CMS needs to ensure reliability of Medicaid encounter data
While the Centers for Medicare and Medicaid Services requires states to have independent audits of their Medicaid data for reliability, CMS hasn't fully informed them on how to conduct such audits.
That’s the finding of a Government Accountability Office report which found that CMS needs to provide states with additional information on the audits and how it will enforce the new data reliability requirements.
As the GAO points out, CMS now requires states to collect service utilization data—known as encounter data—from Medicaid managed care organizations. Last year, federal expenditures for Medicaid were estimated at $364 billion, with nearly half—$171 billion—paid for services delivered under managed care.
However, according to the GAO’s report, questions have been raised about the reliability of states’ Medicaid managed care encounter data, which are used to help set rates paid to MCOs, identify inappropriate billing patterns, as well as ensure access to services.
“GAO found that CMS has provided states with limited information on how to fulfill new regulatory requirements related to encounter data reliability,” states the report. “Because of the limited information from CMS, the agency will not have the information it needs to perform effective oversight of encounter data reliability.”

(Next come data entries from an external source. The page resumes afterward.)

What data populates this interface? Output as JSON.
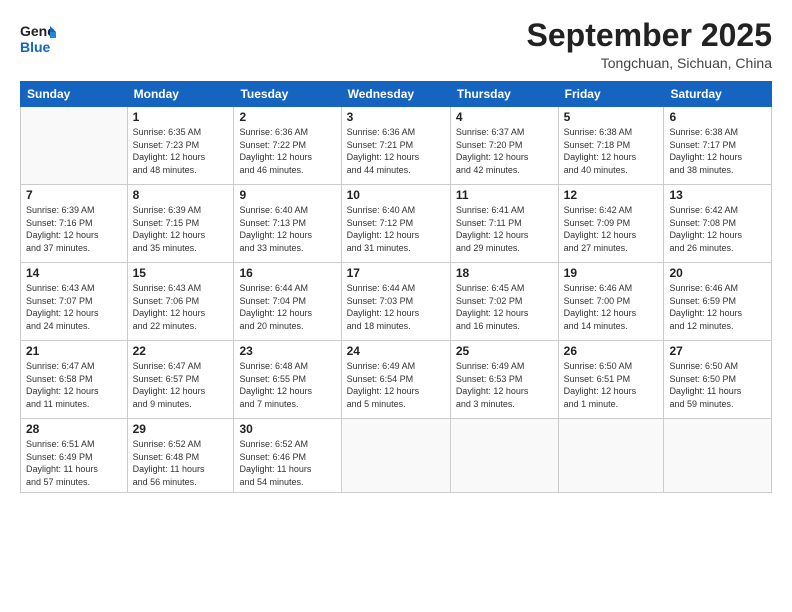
{
  "logo": {
    "line1": "General",
    "line2": "Blue"
  },
  "header": {
    "month": "September 2025",
    "location": "Tongchuan, Sichuan, China"
  },
  "weekdays": [
    "Sunday",
    "Monday",
    "Tuesday",
    "Wednesday",
    "Thursday",
    "Friday",
    "Saturday"
  ],
  "weeks": [
    [
      {
        "day": "",
        "info": ""
      },
      {
        "day": "1",
        "info": "Sunrise: 6:35 AM\nSunset: 7:23 PM\nDaylight: 12 hours\nand 48 minutes."
      },
      {
        "day": "2",
        "info": "Sunrise: 6:36 AM\nSunset: 7:22 PM\nDaylight: 12 hours\nand 46 minutes."
      },
      {
        "day": "3",
        "info": "Sunrise: 6:36 AM\nSunset: 7:21 PM\nDaylight: 12 hours\nand 44 minutes."
      },
      {
        "day": "4",
        "info": "Sunrise: 6:37 AM\nSunset: 7:20 PM\nDaylight: 12 hours\nand 42 minutes."
      },
      {
        "day": "5",
        "info": "Sunrise: 6:38 AM\nSunset: 7:18 PM\nDaylight: 12 hours\nand 40 minutes."
      },
      {
        "day": "6",
        "info": "Sunrise: 6:38 AM\nSunset: 7:17 PM\nDaylight: 12 hours\nand 38 minutes."
      }
    ],
    [
      {
        "day": "7",
        "info": "Sunrise: 6:39 AM\nSunset: 7:16 PM\nDaylight: 12 hours\nand 37 minutes."
      },
      {
        "day": "8",
        "info": "Sunrise: 6:39 AM\nSunset: 7:15 PM\nDaylight: 12 hours\nand 35 minutes."
      },
      {
        "day": "9",
        "info": "Sunrise: 6:40 AM\nSunset: 7:13 PM\nDaylight: 12 hours\nand 33 minutes."
      },
      {
        "day": "10",
        "info": "Sunrise: 6:40 AM\nSunset: 7:12 PM\nDaylight: 12 hours\nand 31 minutes."
      },
      {
        "day": "11",
        "info": "Sunrise: 6:41 AM\nSunset: 7:11 PM\nDaylight: 12 hours\nand 29 minutes."
      },
      {
        "day": "12",
        "info": "Sunrise: 6:42 AM\nSunset: 7:09 PM\nDaylight: 12 hours\nand 27 minutes."
      },
      {
        "day": "13",
        "info": "Sunrise: 6:42 AM\nSunset: 7:08 PM\nDaylight: 12 hours\nand 26 minutes."
      }
    ],
    [
      {
        "day": "14",
        "info": "Sunrise: 6:43 AM\nSunset: 7:07 PM\nDaylight: 12 hours\nand 24 minutes."
      },
      {
        "day": "15",
        "info": "Sunrise: 6:43 AM\nSunset: 7:06 PM\nDaylight: 12 hours\nand 22 minutes."
      },
      {
        "day": "16",
        "info": "Sunrise: 6:44 AM\nSunset: 7:04 PM\nDaylight: 12 hours\nand 20 minutes."
      },
      {
        "day": "17",
        "info": "Sunrise: 6:44 AM\nSunset: 7:03 PM\nDaylight: 12 hours\nand 18 minutes."
      },
      {
        "day": "18",
        "info": "Sunrise: 6:45 AM\nSunset: 7:02 PM\nDaylight: 12 hours\nand 16 minutes."
      },
      {
        "day": "19",
        "info": "Sunrise: 6:46 AM\nSunset: 7:00 PM\nDaylight: 12 hours\nand 14 minutes."
      },
      {
        "day": "20",
        "info": "Sunrise: 6:46 AM\nSunset: 6:59 PM\nDaylight: 12 hours\nand 12 minutes."
      }
    ],
    [
      {
        "day": "21",
        "info": "Sunrise: 6:47 AM\nSunset: 6:58 PM\nDaylight: 12 hours\nand 11 minutes."
      },
      {
        "day": "22",
        "info": "Sunrise: 6:47 AM\nSunset: 6:57 PM\nDaylight: 12 hours\nand 9 minutes."
      },
      {
        "day": "23",
        "info": "Sunrise: 6:48 AM\nSunset: 6:55 PM\nDaylight: 12 hours\nand 7 minutes."
      },
      {
        "day": "24",
        "info": "Sunrise: 6:49 AM\nSunset: 6:54 PM\nDaylight: 12 hours\nand 5 minutes."
      },
      {
        "day": "25",
        "info": "Sunrise: 6:49 AM\nSunset: 6:53 PM\nDaylight: 12 hours\nand 3 minutes."
      },
      {
        "day": "26",
        "info": "Sunrise: 6:50 AM\nSunset: 6:51 PM\nDaylight: 12 hours\nand 1 minute."
      },
      {
        "day": "27",
        "info": "Sunrise: 6:50 AM\nSunset: 6:50 PM\nDaylight: 11 hours\nand 59 minutes."
      }
    ],
    [
      {
        "day": "28",
        "info": "Sunrise: 6:51 AM\nSunset: 6:49 PM\nDaylight: 11 hours\nand 57 minutes."
      },
      {
        "day": "29",
        "info": "Sunrise: 6:52 AM\nSunset: 6:48 PM\nDaylight: 11 hours\nand 56 minutes."
      },
      {
        "day": "30",
        "info": "Sunrise: 6:52 AM\nSunset: 6:46 PM\nDaylight: 11 hours\nand 54 minutes."
      },
      {
        "day": "",
        "info": ""
      },
      {
        "day": "",
        "info": ""
      },
      {
        "day": "",
        "info": ""
      },
      {
        "day": "",
        "info": ""
      }
    ]
  ]
}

To address this lack of effective oversight, the GAO made three recommendations. First, CMS should provide states with more information on how to fulfill the requirement for independent encounter data audits, including information on the required audit scope and methodology as well as what should be described in the resulting report.
Second, the GAO recommends that CMS should provide states information on the required content of the annual assessment of encounter data reporting. And, third, CMS should provide states with information on the circumstances under which the agency would defer or disallow matching funds in response to noncompliant encounter data submissions.
In a written response to the report, CMS concurred with the GAO’s first two recommendations and neither agreed nor disagreed with the third recommendation.